Washington, D.C.–based firm Sorg Architects recently broke ground on a multi-unit housing structure that will combine housing and social services for homeless veterans. While construction actually began back in September, a ceremonial groundbreaking was held the day before Veteran's Day—an event attended by Mayor Vincent Gray as well as U.S. Department of Housing and Urban Development secretary Julián Castro.
The building, named the John and Jill Ker Conway Residence, is a project from the nonprofit Community Solutions and development company McCormack Baron Salazar. It's located in the city's NoMa neighborhood.
"It's right downtown, and just a few blocks north of Union Station and the Mall, and the building at that location is allowed to be 120 feet tall," says Suman Sorg, FAIA, principal of Sorg Architects and principal designer of the project. "There were opportunities for views to the south, west, and east of the site that we wanted to take advantage of, so we oriented all of the units in those directions."
The 124 units are between 390 to 405 square feet, and include a living and dining area with an open kitchen, as well as a "sleeping alcove," according to Sorg.
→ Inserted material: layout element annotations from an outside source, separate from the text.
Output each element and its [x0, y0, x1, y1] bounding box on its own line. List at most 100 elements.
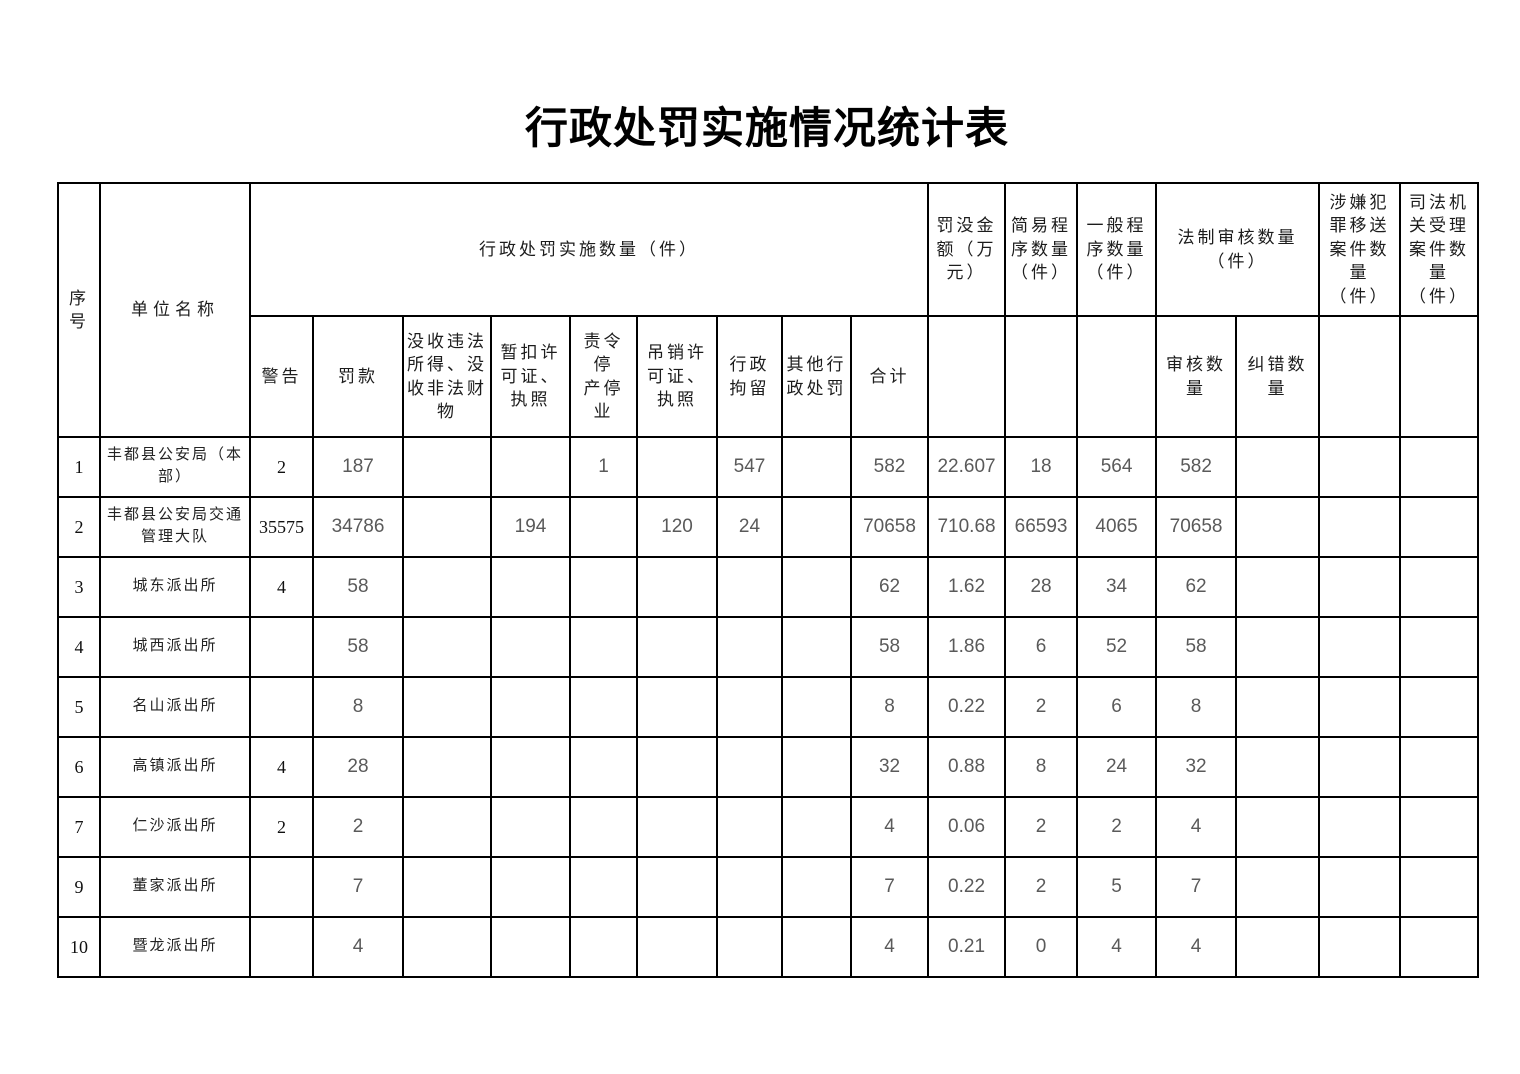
cell-total: 4	[849, 916, 930, 978]
cell-unit: 城西派出所	[99, 616, 251, 678]
header-accepted-cases: 司法机 关受理 案件数 量 （件）	[1399, 182, 1480, 317]
cell-other-penalty	[781, 616, 852, 678]
header-legal-review-group: 法制审核数量 （件）	[1155, 182, 1321, 317]
cell-seq: 6	[57, 736, 101, 798]
cell-fine-amount: 0.88	[927, 736, 1007, 798]
cell-total: 8	[849, 676, 930, 738]
cell-transfer-cases	[1318, 676, 1402, 738]
cell-seq: 4	[57, 616, 101, 678]
cell-correction-count	[1235, 796, 1321, 858]
header-empty-fine-amount	[927, 315, 1007, 438]
cell-total: 70658	[849, 496, 930, 558]
cell-halt-business	[569, 556, 638, 618]
cell-correction-count	[1235, 556, 1321, 618]
cell-seq: 9	[57, 856, 101, 918]
cell-fine-amount: 710.68	[927, 496, 1007, 558]
cell-revoke-license	[636, 556, 718, 618]
page-title: 行政处罚实施情况统计表	[525, 106, 1009, 153]
header-halt-business: 责令停 产停业	[569, 315, 638, 438]
cell-other-penalty	[781, 676, 852, 738]
cell-halt-business: 1	[569, 436, 638, 498]
cell-other-penalty	[781, 916, 852, 978]
header-review-count: 审核数 量	[1155, 315, 1238, 438]
table-row: 2 丰都县公安局交通 管理大队 35575 34786 194 120 24 70658 710…	[57, 496, 1480, 558]
header-empty-accepted-cases	[1399, 315, 1480, 438]
cell-detention	[716, 556, 783, 618]
cell-seq: 7	[57, 796, 101, 858]
cell-fine-amount: 1.86	[927, 616, 1007, 678]
table-row: 4 城西派出所 58 58 1.86 6 52 58	[57, 616, 1480, 678]
cell-summary-procedure: 8	[1004, 736, 1079, 798]
cell-general-procedure: 52	[1076, 616, 1158, 678]
cell-warning: 4	[249, 736, 314, 798]
cell-detention	[716, 916, 783, 978]
cell-revoke-license: 120	[636, 496, 718, 558]
cell-transfer-cases	[1318, 916, 1402, 978]
cell-transfer-cases	[1318, 496, 1402, 558]
cell-review-count: 32	[1155, 736, 1238, 798]
cell-confiscation	[402, 676, 492, 738]
cell-warning	[249, 856, 314, 918]
cell-confiscation	[402, 916, 492, 978]
cell-fine: 2	[312, 796, 404, 858]
header-row-2: 警告 罚款 没收违法 所得、没 收非法财 物 暂扣许 可证、 执照 责令停 产停…	[58, 315, 1480, 438]
cell-confiscation	[402, 736, 492, 798]
cell-warning: 2	[249, 796, 314, 858]
cell-unit: 丰都县公安局（本 部）	[99, 436, 251, 498]
cell-suspend-license	[490, 436, 571, 498]
cell-general-procedure: 2	[1076, 796, 1158, 858]
header-revoke-license: 吊销许 可证、 执照	[636, 315, 718, 438]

Roughly half of these units are earmarked for homeless veterans, and the rest will be affordable housing. In addition to housing and related amenities, the building will also include social services.
The design includes three materials: corrugated metal, glass, and split-face masonry blocks. "Long ago in college, I learned if you have more than three materials in one building you are in trouble," Sorg says. "It dilutes the concept, so I always try to pay attention to that."
"This vertical building we felt could be broken down in scale a little bit, because it should belie the residential intimate spaces inside," Sorg says. "So we broke down the verticality of the building by organizing it horizontally, in blocks, and then staggering the blocks towards the views, and so that's how the form came up. Another important aspect was the church at the corner has a beautiful spire, so we created more or less what's a negative spire, in the sense that it's a setback from the church in the corner of our site so that the church itself has enough breathing room and the building sort of frames the church and engages it."
The $33 million building will be paid for by a combination of public and private funding. The project organizers hope to complete the project by the end of next year.